A former coworker saw a pic I posted of me in my vintage style and asked, “Can you show me how to get my vintage on?” Immediately I emailed back and said I’d love to, follow my page and blog and that should help… But does it really? To start dressing/being a vintager I find that you need a direction. Now others might not agree with this but in my world, I’ve always loved the 20’s – 50’s. So much so that in high school I wore poodle skirts and sweaters. When I consciously decided that I wanted to start being a vintage vixen, I knew the eras I wanted to go for and focused on learning whatever I could. But it didn’t start then. It took a divorce, name change and desire to emerge as something different before I made my transformation.
First came make up. In my world it’s all about the hair and face so I learned that the staple of any good 1940’s woman was her black eyeliner and red lipstick. Once I had those, I had to learn how to do the perfect cat eye flick with the eyeliner and then choose a red lipstick that didn’t make me look like a drag queen. Now for that I was truly fortunate as I discovered Rockalily. Her various shades of red lippy were this girl’s joyful find. So now that I had the face it was time to tackle the hair.

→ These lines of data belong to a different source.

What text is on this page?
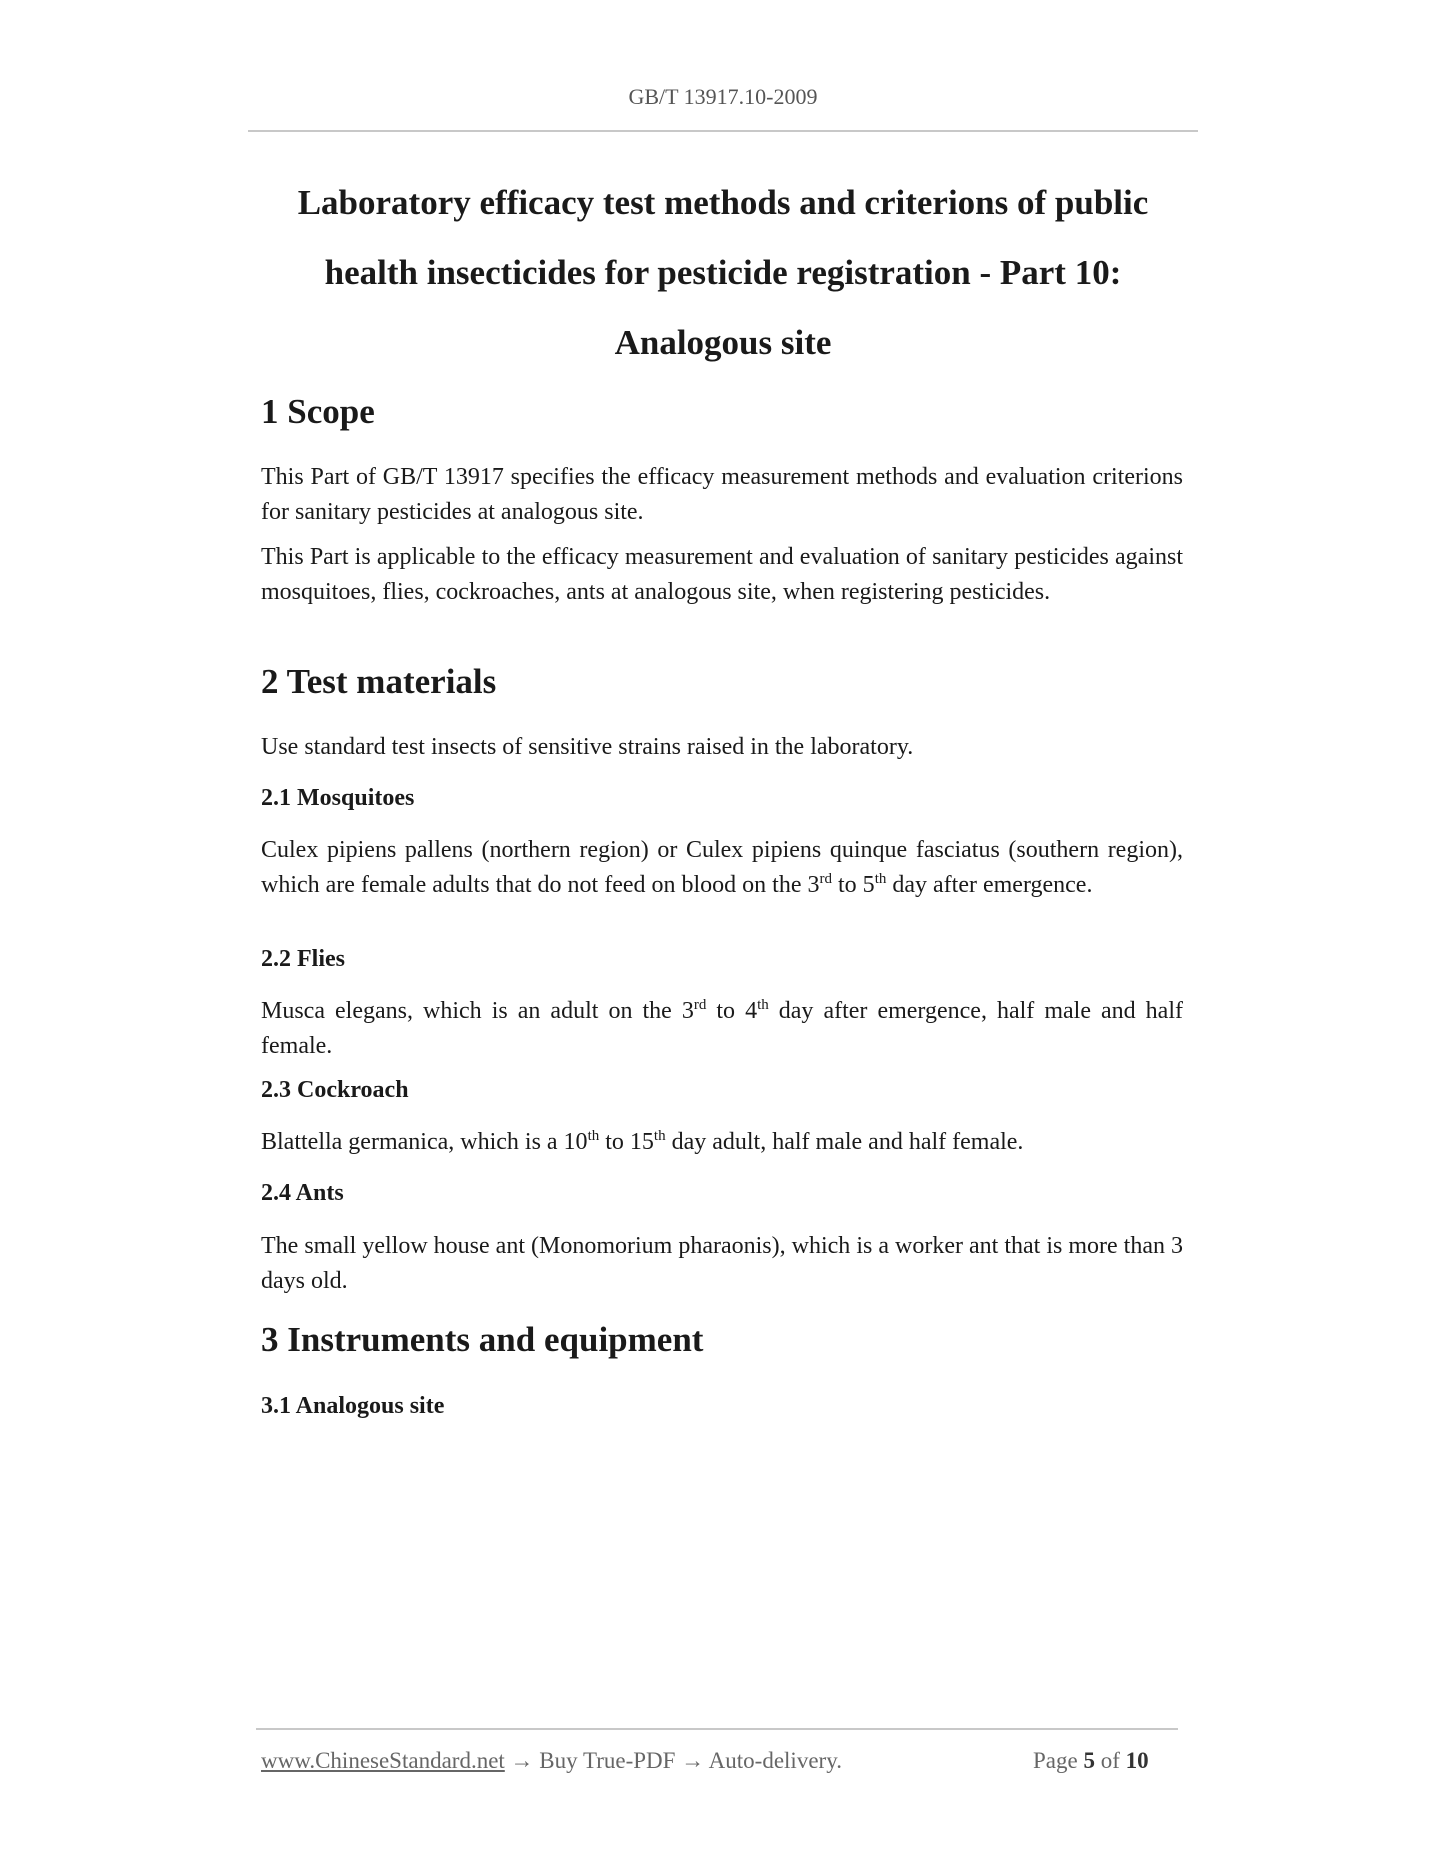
GB/T 13917.10-2009
Laboratory efficacy test methods and criterions of public
health insecticides for pesticide registration - Part 10:
Analogous site
1 Scope

This Part of GB/T 13917 specifies the efficacy measurement methods and evaluation criterions for sanitary pesticides at analogous site.

This Part is applicable to the efficacy measurement and evaluation of sanitary pesticides against mosquitoes, flies, cockroaches, ants at analogous site, when registering pesticides.

2 Test materials

Use standard test insects of sensitive strains raised in the laboratory.

2.1 Mosquitoes

Culex pipiens pallens (northern region) or Culex pipiens quinque fasciatus (southern region), which are female adults that do not feed on blood on the 3rd to 5th day after emergence.

2.2 Flies

Musca elegans, which is an adult on the 3rd to 4th day after emergence, half male and half female.

2.3 Cockroach

Blattella germanica, which is a 10th to 15th day adult, half male and half female.

2.4 Ants

The small yellow house ant (Monomorium pharaonis), which is a worker ant that is more than 3 days old.

3 Instruments and equipment
3.1 Analogous site
www.ChineseStandard.net → Buy True-PDF → Auto-delivery.	Page 5 of 10
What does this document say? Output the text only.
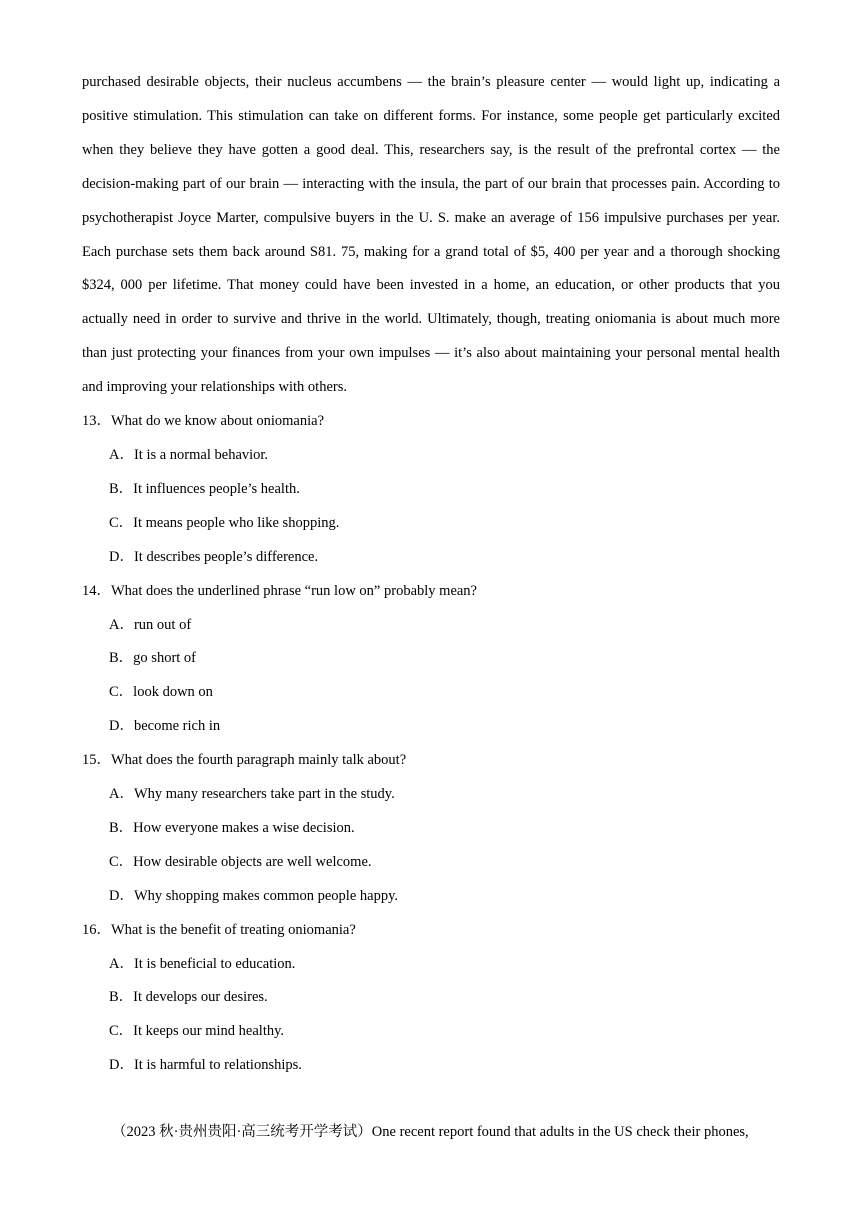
purchased desirable objects, their nucleus accumbens — the brain’s pleasure center — would light up, indicating a positive stimulation. This stimulation can take on different forms. For instance, some people get particularly excited when they believe they have gotten a good deal. This, researchers say, is the result of the prefrontal cortex — the decision-making part of our brain — interacting with the insula, the part of our brain that processes pain. According to psychotherapist Joyce Marter, compulsive buyers in the U. S. make an average of 156 impulsive purchases per year. Each purchase sets them back around S81. 75, making for a grand total of $5, 400 per year and a thorough shocking $324, 000 per lifetime. That money could have been invested in a home, an education, or other products that you actually need in order to survive and thrive in the world. Ultimately, though, treating oniomania is about much more than just protecting your finances from your own impulses — it’s also about maintaining your personal mental health and improving your relationships with others.

13．What do we know about oniomania?

A．It is a normal behavior.

B．It influences people’s health.

C．It means people who like shopping.

D．It describes people’s difference.

14．What does the underlined phrase “run low on” probably mean?

A．run out of

B．go short of

C．look down on

D．become rich in

15．What does the fourth paragraph mainly talk about?

A．Why many researchers take part in the study.

B．How everyone makes a wise decision.

C．How desirable objects are well welcome.

D．Why shopping makes common people happy.

16．What is the benefit of treating oniomania?

A．It is beneficial to education.

B．It develops our desires.

C．It keeps our mind healthy.

D．It is harmful to relationships.

（2023 秋·贵州贵阳·高三统考开学考试）One recent report found that adults in the US check their phones,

Having short hair I didn’t have a clue what to do. I had worn finger waves and pincurls to a party before but they were gelled so hard onto my head that it didn’t sound like a fun plan to wear daily. Then after some research, I settled on pincurls. Period style and all that was needed was bobby pins! But how to do them? (Let me point out that years back I had attempted pincurls in my own with very little instruction only to come away with a frizzy mound of unruly curls. This memory haunted my future endeavours.) The Internet has a ton of resources but the instructions were too plentiful with too many options, So YouTube to the rescue. I watched a few videos and one in particular helped me sort out where I’d gone wrong and how to fix it. So one night while I was bored and listless, I pincurled my hair and went to bed. In the morning I depinned, brushed and was left with a GORGEOUS hairstyle!!
This was a victory in my vintage styles, hair and face achieved. But what about clothes? I had a cute black mod cloth dress but going outside would be too cold to wear it as it was only just spring. Needing to show off my style I tore through my wardrobe and pulled out a pair of dark jeans (which I rolled up the hem into a high fold) and a blouse. Adding pearls, earrings and a leather jacket akin to the style sported by WASPs in their day, I felt that I had accomplished the look. It was a pretty good version of 50’s style.
That was the day that got me hooked, not only because I had done it but I looked fab and it felt amazing to wear. I went from a jeans and tshirt girl to a styled woman. I still had lots to learn from powders, foundation garments, head scarfs, high waisted trousers and deadstock but that was my journey. And it’s still a fun adventure. So how do you start?
CHOOSE AN ERA
There’s so many great styles in so many decades. Maybe you’re a 70’s gal, or a 20’s maven?
Find an era that you love and choose something to begin with. If its makeup, then practise your eyeliner and perfect red pout. If its hair, grab a headscarf and try your hand at head wraps. Or, visit YouTube and look up finger waves or pincurls. The clothing is probably the easiest and priciest part of sporting a vintage style.
For women, check out mod cloth, Eshakti or HeyDay Vintage. All three of my absolutely favourite online stores. You should also look at etsy shops like Adeline’s Attic Vintage, FabGabs, RococoVintage, Lindy Knicks, Salvato Collection or Vavoom Vintage.
Most of all, join a forum or facebook group, check out your local thrift shops, or go to the antique festivals. Meet others that do what you want to do and talk to them, ask questions. I have made some fantastic friends by vintage tweet ups and by being online with other vintage folks I’ve even been featured on a vintage blog!!